Als sie außer Sicht, war, hörte sie das leise Geräusch, das durch das öffnen der Tür entstand, und dann vernahm sie Eddie Tanners Stimme: »Hallo, mein Junge! Was hast du denn hier zu tun?«

»Ach, Ed, ich wollte einen meiner Freunde besuchen, der hier im Haus wohnt . . . Aber stecken Sie doch den Revolver weg, Mensch!«

»Stell dich dort an die Wand und strecke die Hände so hoch wie du kannst!«

Ein langes Schweigen . . . Dann wieder Tanners Stimme: »Wozu hast du das mitgebracht, wenn du deinen Freund besuchen wolltest?«

»Aber, Ed, man kann doch in London nicht vorsichtig genug sein! Gewöhnlich trage ich nie ein Schießeisen bei mir.«

»Du wirst keines mehr bei dir tragen! Geh jetzt geradeswegs zum Fahrstuhl! Ich bleibe dicht hinter dir. Mein Wagen wartet hinterm Haus. Wir werden zusammen ausfahren und uns noch ein bißchen unterhalten.«

Leslie hörte, daß die Tür geschlossen wurde. Gleich darauf kam der Lift nach oben.

Die erste Nacht in der neuen Wohnung schlief Leslie fest und tief, und als sie am nächsten Vormittag aufwachte, zeigte die Uhr neben ihrem Bett zehn Minuten vor zwölf.

Sie glaubte es erst, nachdem sie einen Blick auf ihre Armbanduhr geworfen hatte. Dann erinnerte sie sich an die Verabredung mit Albuquerque Smith und an Eddie Tanners Warnung. Sie überlegte noch, ob sie gehen oder bleiben sollte, als sie bereits angezogen war und die erste Tasse Tee trank. –

Um ein Uhr sah Mr. Albuquerque Smith auf die Uhr. »Die Dame kommt nicht!«

Seine Frau schüttelte den Kopf. »Sollte man das annehmen, von einem solchen Mädchen? Ich glaube, die hat kein einziges elegantes Kleid . . .«

»Ich möchte nur wissen, ob sie gestern noch mit Ed gesprochen hat . . .«

Sie schaute ihn erstaunt an. »Weißt du denn das nicht? Ich dachte, du wüßtest alles, was Ed unternimmt.«

Er lächelte boshaft. »Einer meiner Leute beobachtete ihn, aber ich hab' nichts mehr von ihm gehört . . . Ist die Neugier Eurer Majestät nun befriedigt?«

Wenn er von ›Majestät‹ sprach, war es hohe Zeit, ihn nicht durch weitere Fragen zu verstimmen . . .

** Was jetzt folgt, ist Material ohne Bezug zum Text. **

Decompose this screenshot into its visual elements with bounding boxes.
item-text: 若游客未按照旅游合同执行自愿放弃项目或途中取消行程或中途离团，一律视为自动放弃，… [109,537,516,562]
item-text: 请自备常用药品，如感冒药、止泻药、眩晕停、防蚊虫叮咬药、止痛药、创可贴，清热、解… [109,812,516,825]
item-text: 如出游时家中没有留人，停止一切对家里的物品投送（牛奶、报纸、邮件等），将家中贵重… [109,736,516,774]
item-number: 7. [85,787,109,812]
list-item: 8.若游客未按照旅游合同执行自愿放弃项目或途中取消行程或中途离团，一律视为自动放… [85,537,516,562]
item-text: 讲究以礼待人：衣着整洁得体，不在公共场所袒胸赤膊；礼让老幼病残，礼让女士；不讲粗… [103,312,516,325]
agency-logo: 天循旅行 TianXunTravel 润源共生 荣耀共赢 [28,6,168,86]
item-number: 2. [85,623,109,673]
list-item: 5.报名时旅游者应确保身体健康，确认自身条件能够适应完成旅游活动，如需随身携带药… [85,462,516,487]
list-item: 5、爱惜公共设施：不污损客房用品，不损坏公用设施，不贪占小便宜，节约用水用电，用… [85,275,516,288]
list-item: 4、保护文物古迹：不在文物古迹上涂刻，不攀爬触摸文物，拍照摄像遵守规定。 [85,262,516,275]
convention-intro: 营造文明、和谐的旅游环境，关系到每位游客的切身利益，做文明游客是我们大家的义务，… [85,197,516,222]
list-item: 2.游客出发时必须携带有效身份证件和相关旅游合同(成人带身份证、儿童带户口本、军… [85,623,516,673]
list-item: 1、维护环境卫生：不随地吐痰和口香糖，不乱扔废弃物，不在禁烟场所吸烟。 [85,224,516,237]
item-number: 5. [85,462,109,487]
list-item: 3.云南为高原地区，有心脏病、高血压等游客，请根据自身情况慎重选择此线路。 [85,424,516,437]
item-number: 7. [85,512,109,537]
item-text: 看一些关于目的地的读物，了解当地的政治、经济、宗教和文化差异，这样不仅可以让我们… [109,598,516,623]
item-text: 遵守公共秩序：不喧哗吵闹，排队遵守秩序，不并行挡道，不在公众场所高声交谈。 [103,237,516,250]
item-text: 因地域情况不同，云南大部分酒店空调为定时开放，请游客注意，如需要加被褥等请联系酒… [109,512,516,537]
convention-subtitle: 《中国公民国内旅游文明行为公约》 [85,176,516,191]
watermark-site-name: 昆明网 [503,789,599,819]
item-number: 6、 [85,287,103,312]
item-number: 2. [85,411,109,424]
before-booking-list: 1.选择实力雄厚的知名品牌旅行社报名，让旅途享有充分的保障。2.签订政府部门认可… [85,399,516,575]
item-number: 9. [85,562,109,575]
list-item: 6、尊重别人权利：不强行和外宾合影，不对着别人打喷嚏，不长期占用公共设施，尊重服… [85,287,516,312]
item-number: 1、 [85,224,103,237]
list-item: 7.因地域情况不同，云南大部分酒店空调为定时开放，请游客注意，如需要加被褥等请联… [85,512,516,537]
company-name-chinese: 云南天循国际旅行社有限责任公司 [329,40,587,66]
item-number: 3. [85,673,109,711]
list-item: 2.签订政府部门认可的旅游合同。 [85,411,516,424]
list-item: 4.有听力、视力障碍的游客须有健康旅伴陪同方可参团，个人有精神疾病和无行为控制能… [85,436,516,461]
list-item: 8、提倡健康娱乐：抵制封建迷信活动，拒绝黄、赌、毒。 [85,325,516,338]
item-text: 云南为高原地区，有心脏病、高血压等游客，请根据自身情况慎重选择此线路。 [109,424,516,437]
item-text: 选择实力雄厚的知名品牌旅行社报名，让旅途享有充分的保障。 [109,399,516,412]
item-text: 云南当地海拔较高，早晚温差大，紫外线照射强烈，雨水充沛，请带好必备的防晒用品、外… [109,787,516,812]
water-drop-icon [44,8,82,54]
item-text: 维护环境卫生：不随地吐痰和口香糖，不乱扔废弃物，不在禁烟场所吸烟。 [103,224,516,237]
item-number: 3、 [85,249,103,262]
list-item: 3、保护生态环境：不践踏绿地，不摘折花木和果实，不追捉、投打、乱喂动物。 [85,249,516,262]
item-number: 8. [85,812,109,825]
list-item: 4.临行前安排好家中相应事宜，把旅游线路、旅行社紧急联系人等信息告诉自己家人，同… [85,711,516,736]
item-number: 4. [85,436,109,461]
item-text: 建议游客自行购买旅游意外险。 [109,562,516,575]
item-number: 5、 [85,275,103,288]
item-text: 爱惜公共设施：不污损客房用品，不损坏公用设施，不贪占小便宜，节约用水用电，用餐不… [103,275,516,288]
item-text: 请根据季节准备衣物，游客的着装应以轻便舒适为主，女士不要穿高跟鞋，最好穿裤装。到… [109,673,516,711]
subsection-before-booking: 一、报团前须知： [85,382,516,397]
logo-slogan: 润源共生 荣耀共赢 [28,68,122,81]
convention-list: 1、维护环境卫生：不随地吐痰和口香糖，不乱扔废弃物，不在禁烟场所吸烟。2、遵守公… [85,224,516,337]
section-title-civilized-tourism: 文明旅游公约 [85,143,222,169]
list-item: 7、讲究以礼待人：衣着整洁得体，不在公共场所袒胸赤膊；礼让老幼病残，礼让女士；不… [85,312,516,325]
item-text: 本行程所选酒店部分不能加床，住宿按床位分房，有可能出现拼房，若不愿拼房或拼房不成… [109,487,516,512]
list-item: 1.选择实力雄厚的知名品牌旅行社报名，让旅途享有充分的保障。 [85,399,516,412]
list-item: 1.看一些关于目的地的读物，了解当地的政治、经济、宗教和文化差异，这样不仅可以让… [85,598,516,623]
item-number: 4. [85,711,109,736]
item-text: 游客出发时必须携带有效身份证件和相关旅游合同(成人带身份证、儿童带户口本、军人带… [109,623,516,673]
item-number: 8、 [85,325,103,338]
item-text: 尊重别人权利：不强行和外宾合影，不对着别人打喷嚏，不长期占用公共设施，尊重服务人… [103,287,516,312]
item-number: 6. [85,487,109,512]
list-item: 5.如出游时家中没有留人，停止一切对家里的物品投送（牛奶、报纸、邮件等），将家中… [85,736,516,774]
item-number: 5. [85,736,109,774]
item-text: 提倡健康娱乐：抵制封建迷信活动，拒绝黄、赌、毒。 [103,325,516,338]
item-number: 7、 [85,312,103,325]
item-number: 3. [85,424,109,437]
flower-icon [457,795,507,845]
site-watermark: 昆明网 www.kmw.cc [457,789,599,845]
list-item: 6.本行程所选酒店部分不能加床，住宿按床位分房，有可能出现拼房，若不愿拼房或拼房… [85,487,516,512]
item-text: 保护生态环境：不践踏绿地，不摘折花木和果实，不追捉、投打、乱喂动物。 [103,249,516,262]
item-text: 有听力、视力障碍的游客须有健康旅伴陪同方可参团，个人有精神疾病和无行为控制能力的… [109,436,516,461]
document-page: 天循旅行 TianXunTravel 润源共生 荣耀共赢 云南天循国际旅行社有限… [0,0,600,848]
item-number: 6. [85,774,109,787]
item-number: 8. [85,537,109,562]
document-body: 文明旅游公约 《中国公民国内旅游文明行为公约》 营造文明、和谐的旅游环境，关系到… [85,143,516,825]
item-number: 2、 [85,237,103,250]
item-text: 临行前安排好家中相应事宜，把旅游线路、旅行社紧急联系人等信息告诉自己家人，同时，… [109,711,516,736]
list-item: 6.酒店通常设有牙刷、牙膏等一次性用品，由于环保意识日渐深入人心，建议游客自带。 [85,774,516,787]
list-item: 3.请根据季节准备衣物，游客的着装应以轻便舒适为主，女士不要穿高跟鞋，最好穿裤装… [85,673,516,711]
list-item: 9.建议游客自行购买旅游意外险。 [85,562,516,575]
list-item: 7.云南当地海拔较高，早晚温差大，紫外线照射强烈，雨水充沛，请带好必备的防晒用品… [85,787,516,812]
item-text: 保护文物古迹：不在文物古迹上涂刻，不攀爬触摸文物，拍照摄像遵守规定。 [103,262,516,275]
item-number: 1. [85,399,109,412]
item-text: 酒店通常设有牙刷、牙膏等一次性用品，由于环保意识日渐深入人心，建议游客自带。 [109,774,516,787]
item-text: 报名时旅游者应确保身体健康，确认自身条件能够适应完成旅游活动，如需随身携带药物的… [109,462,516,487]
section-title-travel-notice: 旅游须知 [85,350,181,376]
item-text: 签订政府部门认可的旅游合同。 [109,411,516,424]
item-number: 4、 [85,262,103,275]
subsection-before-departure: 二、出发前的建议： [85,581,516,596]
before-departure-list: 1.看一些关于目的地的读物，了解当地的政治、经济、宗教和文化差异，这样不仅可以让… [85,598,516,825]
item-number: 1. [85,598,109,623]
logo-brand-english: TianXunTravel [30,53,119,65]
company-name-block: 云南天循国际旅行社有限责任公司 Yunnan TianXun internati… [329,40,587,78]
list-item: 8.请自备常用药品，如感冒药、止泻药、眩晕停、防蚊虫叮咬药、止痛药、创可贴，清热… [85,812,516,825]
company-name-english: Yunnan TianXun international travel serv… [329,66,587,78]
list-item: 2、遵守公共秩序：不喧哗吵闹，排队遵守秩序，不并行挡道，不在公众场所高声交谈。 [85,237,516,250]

Leslie kam nicht, aber Kerky Smith hatte mittags einen anderen Gast. Er sah auf, als er den Schatten des Besuchers bemerkte, und hielt plötzlich im Essen inne. »Ach, da ist ja Jiggs!«

»Sie hatten mich gestern zum Mittagessen eingeladen, Kerky, aber ich hab' es beinahe vergessen. Wie geht es Ihnen, Mrs. Smith? Haben Sie heute morgen ganz London eingekauft?«

Kerky unterbrach sie, als sie sich über die Unzulänglichkeit der Londoner Geschäfte beschwerte.

»Cora, ich möchte mich ein wenig mit Captain Allerman unterhalten. Würde es dir etwas ausmachen, oben zu speisen?«

Er war erstaunt, daß sie sich ohne Widerrede erhob und nicht einmal böse dreinsah.

»Alle Leute kratzen ab«, sagte Jiggs. »Es wird nicht genug Säle in London geben, um all die vielen Verhandlungen zu führen, nachdem hier amerikanische Zustände einreißen.«

Kerky grinste. »Reden Sie doch nicht so schlecht von unsrer Heimat, Jiggs! Meiner Meinung nach sind das keine Amerikaner, sondern nur heruntergekommene Fremde. Ich weiß auch gar nicht, warum sie nicht wieder dahin gehen, wo sie hergekommen sind. Das sagte ich schon immer.«

»Das sagen die anderen auch; besonders, wenn sie nicht intelligent genug sind, die Lage zu durchschauen. Wann wollen Sie wieder nach Amerika, Kerky?«

»Ich?« Smith tat erstaunt und verletzt. »Warum sollte ich zurückfahren? Ich hatte vor, nach Paris zu reisen.«

»Wissen Sie, was hier mit Leuten geschieht, die einen Mord begehen? Die besten Rechtsanwälte können sie nicht vorm Galgen retten. Hier gibt es keine bestechlichen Richter; die kümmern sich den Teufel drum, ob ein Angeklagter ein paar Millionen Dollar hat oder nicht. Ich würde es mir doch noch zweimal überlegen, Kerky!«

Kerky lächelte ebenso verbindlich wie vorher.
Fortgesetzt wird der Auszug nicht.